The Commissioner of the New Zealand Police v Harrison - [2021] NZCA 540

Date of Judgment

18 October 2021


The Commissioner of the New Zealand Police v Harrison (PDF 269 KB)


Ms Harrison was convicted of dishonesty offences involving the misappropriation of a large sum of money from her employer.  In April 2019 the Commissioner of Police obtained final assets and profit forfeiture orders against Ms Harrison under the Criminal Proceeds (Recovery) Act 2009.  Those orders did not include her KiwiSaver account because the High Court had ruled that was protected from enforcement action by s 127 of the KiwiSaver Act 2006.  In 2020 Ms Harrison who had by that time been deported to England sought to have her KiwiSaver funds released on grounds of significant financial hardship.  A partial release was approved, following which funds totalling $23,000 arising from the sale of assets in the relevant KiwiSaver scheme were credited to a bank account in the name of the Public Trust pending transfer to Ms Harrison’s UK bank account.   

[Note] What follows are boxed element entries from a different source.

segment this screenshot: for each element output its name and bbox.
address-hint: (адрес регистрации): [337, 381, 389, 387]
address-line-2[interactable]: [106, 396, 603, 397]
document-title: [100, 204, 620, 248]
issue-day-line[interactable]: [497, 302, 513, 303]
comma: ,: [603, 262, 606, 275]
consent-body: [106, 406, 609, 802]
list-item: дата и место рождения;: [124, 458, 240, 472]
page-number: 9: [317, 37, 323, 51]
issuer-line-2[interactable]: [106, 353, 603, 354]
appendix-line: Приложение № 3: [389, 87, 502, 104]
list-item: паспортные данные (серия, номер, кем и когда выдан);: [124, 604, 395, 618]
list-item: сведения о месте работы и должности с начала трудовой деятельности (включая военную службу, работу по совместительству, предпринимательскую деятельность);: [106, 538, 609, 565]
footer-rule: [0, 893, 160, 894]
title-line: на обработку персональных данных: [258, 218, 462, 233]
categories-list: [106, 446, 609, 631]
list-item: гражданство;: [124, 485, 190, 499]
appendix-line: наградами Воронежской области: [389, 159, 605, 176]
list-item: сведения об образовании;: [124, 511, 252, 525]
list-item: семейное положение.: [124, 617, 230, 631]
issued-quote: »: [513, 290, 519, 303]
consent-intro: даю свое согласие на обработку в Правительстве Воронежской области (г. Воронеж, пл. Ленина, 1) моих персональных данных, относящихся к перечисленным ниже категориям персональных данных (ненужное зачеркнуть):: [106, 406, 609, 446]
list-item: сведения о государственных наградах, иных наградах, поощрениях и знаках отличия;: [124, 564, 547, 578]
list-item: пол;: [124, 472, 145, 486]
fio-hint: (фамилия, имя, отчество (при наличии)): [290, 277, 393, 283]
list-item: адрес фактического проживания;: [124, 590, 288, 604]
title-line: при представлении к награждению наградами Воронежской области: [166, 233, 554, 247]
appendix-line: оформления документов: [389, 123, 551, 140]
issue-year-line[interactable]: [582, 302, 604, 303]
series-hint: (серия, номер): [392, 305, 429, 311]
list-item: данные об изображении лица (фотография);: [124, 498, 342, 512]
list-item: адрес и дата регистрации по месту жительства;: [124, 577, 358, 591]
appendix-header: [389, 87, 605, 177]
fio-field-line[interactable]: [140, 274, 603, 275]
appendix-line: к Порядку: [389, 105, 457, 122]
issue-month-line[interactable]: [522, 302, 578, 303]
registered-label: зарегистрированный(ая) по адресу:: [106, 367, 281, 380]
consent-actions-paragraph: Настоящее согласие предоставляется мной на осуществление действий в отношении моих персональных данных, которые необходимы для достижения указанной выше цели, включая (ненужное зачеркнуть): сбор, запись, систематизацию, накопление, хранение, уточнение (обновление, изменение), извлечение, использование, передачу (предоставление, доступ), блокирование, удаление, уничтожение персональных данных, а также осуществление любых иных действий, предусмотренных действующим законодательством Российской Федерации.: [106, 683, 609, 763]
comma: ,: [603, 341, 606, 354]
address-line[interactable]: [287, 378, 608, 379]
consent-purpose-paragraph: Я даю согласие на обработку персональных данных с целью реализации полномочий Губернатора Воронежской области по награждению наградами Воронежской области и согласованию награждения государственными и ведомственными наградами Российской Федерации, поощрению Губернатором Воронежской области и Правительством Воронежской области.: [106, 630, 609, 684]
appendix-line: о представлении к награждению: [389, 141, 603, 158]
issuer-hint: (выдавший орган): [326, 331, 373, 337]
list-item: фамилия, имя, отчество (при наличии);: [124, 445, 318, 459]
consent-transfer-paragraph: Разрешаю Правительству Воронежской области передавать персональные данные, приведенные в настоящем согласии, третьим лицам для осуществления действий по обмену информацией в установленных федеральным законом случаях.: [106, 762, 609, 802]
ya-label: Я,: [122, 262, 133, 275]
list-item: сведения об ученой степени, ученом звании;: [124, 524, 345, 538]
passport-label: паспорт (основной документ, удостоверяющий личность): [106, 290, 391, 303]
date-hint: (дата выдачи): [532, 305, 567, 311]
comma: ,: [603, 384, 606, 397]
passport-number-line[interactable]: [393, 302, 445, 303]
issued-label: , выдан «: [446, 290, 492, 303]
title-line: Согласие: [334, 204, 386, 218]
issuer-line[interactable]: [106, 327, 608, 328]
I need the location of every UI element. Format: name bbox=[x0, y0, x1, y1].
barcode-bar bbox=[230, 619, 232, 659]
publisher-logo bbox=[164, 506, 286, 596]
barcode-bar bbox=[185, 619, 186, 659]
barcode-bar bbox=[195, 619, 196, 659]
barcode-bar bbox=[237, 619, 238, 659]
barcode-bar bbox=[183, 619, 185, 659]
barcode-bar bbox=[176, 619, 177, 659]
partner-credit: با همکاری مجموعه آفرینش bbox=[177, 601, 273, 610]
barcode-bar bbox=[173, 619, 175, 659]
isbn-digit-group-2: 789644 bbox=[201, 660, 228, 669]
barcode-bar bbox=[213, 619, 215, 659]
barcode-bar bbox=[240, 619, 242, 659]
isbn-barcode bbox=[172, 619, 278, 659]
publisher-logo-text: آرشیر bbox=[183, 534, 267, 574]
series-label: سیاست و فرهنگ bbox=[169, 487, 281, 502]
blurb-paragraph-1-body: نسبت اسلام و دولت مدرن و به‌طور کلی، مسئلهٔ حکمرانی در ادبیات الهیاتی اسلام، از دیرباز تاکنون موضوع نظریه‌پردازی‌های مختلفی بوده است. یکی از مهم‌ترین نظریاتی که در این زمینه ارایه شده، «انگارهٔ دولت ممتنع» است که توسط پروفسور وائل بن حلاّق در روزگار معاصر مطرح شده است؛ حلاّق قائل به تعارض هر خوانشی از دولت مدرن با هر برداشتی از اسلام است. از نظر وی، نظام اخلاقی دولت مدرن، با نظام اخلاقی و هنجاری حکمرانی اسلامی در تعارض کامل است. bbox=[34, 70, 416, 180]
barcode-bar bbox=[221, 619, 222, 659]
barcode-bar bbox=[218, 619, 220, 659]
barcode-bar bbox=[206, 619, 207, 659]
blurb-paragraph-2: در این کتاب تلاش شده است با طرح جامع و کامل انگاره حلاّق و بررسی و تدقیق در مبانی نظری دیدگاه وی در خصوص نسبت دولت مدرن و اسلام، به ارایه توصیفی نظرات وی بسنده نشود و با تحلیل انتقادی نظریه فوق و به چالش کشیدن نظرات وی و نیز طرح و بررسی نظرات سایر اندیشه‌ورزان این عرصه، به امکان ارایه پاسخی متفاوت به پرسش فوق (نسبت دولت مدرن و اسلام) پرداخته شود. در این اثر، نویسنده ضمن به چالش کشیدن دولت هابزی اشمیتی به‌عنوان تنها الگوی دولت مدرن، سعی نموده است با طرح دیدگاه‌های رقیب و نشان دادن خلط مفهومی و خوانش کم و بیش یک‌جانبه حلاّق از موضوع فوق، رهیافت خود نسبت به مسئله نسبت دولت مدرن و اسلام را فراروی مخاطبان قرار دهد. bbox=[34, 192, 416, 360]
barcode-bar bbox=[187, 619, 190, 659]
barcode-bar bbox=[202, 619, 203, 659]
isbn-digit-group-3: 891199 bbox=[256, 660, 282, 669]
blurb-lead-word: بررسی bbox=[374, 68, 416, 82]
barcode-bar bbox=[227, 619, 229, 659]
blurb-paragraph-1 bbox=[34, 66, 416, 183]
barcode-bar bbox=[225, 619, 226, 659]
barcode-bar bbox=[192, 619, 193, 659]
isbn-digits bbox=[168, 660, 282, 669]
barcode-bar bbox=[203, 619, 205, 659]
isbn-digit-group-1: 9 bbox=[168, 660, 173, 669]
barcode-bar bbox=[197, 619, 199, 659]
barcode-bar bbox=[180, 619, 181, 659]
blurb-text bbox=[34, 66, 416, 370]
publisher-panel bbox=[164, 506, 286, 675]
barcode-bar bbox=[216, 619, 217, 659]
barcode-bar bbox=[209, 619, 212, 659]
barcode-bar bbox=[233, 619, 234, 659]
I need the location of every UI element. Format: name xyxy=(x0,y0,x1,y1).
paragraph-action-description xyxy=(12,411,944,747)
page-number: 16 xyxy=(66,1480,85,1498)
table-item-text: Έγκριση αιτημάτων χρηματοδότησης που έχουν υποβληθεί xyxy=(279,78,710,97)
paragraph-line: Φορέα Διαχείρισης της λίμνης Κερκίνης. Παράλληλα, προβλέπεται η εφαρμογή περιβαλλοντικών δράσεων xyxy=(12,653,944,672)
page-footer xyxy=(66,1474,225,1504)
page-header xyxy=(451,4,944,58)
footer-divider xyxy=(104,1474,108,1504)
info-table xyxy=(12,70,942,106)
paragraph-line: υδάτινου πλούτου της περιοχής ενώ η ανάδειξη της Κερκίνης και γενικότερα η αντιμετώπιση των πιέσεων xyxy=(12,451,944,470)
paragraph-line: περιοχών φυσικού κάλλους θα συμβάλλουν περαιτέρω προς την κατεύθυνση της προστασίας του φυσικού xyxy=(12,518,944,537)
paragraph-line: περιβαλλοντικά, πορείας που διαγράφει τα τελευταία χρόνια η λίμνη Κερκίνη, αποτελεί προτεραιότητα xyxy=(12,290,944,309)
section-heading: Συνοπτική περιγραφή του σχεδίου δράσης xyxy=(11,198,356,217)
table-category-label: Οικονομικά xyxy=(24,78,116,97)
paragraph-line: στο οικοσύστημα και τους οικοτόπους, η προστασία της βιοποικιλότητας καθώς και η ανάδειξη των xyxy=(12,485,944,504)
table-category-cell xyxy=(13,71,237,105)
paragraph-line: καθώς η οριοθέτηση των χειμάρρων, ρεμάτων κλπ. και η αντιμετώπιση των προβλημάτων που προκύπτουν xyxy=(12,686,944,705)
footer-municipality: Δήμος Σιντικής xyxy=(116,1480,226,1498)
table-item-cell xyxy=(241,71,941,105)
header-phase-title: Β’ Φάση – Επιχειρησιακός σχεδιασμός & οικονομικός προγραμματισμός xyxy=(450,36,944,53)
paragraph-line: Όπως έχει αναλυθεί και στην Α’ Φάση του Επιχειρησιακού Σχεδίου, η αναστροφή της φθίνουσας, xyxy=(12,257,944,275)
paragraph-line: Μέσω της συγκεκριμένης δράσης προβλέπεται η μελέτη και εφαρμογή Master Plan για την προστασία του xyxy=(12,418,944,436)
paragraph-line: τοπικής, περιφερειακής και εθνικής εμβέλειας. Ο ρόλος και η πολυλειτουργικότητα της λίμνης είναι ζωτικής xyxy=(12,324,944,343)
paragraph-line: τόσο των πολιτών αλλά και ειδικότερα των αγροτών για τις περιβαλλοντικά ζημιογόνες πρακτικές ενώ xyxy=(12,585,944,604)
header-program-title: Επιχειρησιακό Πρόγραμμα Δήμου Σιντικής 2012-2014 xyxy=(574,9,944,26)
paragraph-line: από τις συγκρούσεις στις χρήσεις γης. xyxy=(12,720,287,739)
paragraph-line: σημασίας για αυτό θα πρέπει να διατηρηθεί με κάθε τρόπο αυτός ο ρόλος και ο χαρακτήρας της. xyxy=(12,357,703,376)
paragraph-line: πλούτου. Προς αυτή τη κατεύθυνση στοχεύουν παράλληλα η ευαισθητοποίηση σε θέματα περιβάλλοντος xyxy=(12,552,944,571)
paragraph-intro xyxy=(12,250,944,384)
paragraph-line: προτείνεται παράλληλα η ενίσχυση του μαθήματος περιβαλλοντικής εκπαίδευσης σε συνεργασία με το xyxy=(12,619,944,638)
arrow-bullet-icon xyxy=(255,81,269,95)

On the eve of the transfer to Ms Harrison, the Commissioner applied without notice to the High Court for a restraining order over the $23,000.  Following an urgent hearing, the High Court determined that the $23,000 was no longer protected by s 127 of the KiwiSaver Act and granted the without notice restraining order but suggested the Commissioner give thought to converting the proceeding to one seeking a freezing order under the High Court Rules. 

The Commissioner then filed an on notice restraining order application along with an alternative freezing order application in relation to the $23,000.  Ms Harrison successfully opposed those applications in the High Court. The High Court found it had no jurisdiction to grant either application. 

The Commissioner then appealed to this Court. 

The Court has dismissed the appeal and awarded costs to Ms Harrison.  The Court’s reasons were as follows: 
(a)  It is not possible under the Criminal Proceeds (Recovery) Act to obtain a restraining order after final forfeiture orders have been made. 

(b) A debt owing under a profit forfeiture order may be enforced through the means of a freezing order against property acquired by a respondent even although the property in question was not specified in the forfeiture order. To the extent that the decision of this Court in Doorman v Commissioner of Police decided otherwise, we consider it was wrong and should not be followed. 

(c) In this case however, a freezing order is not available to the Commissioner, because for so long as the $23,000 remains in the Public Trust account, it is still being held under the terms of the trust deed of the particular KiwiSaver scheme of which Ms Harrison is a member and it still forms part of her member’s account. That means s 127 of the KiwiSaver Act 2006 does still apply to preclude any enforcement action. 

In the judgment, the Court also observed that the issue of the relationship between the Criminal Proceeds (Recovery) Act and the KiwiSaver Act requires urgent legislative attention. It says that apart from the fact scenario that arose in this case, another crucial matter that needs to be addressed is what happens when KiwiSaver members turn 65.  As matters currently stand, the Court said it was not persuaded there are compelling reasons to treat KiwiSaver schemes as so sacrosanct as to be beyond the reach of the Crown under the Criminal Proceeds (Recovery) Act.  However, that was not the case before the Court and in any event given the competing policy considerations and the importance of avoiding further delay and uncertainty, may well be an issue best resolved by Parliament.